Museologia indígena e aprendizado
O povo Pitaguary mantém um acervo étnico e ambiental no Museu Indígena Pitaguary. Segundo Francilene, o local se preocupa em dialogar sobre saúde mental, bem-estar e a importância da preservação da natureza. "A mata, os nossos rios, a amizade, tudo faz parte do nosso museu. O nosso museu é um museu vivo porque as nossas peças estão na casa delas”, disse, explicando que lideranças indígenas como o pajé também fazem parte deste espaço e eles guardam a história. “Muitas coisas também são terreno sagrado e também fazem parte do museu. Nosso museu tem essa diferença. A gente não utiliza só o prédio, mas também utilizamos o território todo, a nossa terra como museu”.

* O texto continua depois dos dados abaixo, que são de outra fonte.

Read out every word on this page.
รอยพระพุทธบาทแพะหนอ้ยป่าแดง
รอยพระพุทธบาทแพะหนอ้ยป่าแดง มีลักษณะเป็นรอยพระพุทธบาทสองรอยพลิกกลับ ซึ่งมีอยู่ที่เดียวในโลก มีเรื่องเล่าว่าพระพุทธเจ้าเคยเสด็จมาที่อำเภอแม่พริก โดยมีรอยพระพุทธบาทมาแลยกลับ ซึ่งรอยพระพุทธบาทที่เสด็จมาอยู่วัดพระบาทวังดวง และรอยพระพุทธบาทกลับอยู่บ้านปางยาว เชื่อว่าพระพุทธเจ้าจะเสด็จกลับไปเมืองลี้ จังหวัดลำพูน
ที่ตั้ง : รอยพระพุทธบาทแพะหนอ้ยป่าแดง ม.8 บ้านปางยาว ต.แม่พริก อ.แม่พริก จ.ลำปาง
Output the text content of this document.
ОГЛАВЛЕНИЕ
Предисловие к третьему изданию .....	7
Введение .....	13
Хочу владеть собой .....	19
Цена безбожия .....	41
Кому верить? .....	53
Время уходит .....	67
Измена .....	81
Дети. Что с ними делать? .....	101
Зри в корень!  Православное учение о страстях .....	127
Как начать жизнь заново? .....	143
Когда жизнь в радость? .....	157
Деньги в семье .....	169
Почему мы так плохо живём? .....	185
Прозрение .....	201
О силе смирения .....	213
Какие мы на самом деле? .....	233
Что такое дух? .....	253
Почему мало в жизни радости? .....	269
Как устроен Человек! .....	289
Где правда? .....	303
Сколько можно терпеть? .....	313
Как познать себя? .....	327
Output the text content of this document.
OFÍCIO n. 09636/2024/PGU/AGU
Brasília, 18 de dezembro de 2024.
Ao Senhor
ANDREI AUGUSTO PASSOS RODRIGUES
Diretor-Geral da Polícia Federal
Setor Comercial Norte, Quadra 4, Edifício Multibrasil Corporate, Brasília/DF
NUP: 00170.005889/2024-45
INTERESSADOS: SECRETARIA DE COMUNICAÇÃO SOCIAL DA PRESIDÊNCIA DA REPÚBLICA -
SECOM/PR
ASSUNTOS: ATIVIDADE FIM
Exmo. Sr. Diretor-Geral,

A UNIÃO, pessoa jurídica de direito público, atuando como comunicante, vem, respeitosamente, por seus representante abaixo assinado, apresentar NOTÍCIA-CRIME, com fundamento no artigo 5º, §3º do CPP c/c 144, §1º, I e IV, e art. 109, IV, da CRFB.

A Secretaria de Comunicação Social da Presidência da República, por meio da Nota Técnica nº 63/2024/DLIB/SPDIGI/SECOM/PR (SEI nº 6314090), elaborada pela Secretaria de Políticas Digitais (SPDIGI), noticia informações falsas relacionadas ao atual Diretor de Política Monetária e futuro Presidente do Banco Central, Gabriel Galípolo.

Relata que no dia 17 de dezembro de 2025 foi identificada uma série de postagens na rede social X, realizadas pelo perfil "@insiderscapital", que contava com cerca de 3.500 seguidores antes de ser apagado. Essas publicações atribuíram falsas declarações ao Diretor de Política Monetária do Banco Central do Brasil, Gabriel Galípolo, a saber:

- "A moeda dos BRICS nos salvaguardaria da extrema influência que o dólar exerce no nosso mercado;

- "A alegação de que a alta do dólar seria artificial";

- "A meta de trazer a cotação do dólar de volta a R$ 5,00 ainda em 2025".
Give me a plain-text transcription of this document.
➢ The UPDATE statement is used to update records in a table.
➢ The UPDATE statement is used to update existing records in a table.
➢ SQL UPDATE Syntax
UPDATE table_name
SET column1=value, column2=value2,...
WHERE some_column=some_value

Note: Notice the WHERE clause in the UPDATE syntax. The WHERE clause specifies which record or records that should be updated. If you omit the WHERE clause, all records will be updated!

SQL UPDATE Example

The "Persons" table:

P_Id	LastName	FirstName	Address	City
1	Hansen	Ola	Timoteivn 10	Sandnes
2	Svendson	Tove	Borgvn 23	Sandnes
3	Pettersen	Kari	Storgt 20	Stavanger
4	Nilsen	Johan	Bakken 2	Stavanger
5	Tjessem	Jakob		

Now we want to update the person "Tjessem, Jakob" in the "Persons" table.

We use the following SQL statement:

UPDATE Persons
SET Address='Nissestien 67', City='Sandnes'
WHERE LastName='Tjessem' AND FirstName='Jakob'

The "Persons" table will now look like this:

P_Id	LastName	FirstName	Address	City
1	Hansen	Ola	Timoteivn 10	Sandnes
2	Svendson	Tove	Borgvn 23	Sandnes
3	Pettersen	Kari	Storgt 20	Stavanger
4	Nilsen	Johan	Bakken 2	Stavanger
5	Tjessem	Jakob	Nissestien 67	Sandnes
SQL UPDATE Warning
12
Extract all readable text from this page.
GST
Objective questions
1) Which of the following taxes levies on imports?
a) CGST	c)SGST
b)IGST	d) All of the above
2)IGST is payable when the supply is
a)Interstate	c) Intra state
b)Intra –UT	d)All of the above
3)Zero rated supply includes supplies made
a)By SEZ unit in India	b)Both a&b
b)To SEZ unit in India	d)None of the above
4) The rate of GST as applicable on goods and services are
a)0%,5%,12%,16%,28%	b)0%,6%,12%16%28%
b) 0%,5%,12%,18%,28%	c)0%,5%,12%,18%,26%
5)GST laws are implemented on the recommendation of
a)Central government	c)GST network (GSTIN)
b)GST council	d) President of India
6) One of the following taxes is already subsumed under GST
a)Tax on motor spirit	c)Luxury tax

Para Francilene, que além de ser uma liderança no seu povo, também é universitária e seguidora do pajé nos eixos espiritual e material, a parceria que está sendo construída é a realização de um sonho: “Vamos trazer a medicina tradicional e a medicina convencional. Vejo que é uma parceria que dá certo”.
A promoção de atividades envolvendo curadoria com participação social é uma preocupação de longa data do MVF. “Nós somos uma instituição pública e temos que servir a todas as culturas, à multiplicidade e à diversidade cultural que temos no Brasil. E saúde é um tema que é caro a ambas as culturas, tanto a nossa cultura científica quanto às culturas indígenas. Eles têm uma visão integral de saúde. Eles se preocupam com a saúde das florestas, dos animais, das plantas e com a nossa saúde humana de uma forma integrada. A cultura ocidental que criamos, que é tão destrutiva, tem muito a aprender com eles. E estamos nesse processo de aprendizado”, encerrou Paula Bonatto.
Publicado em 09 de setembro de 2022.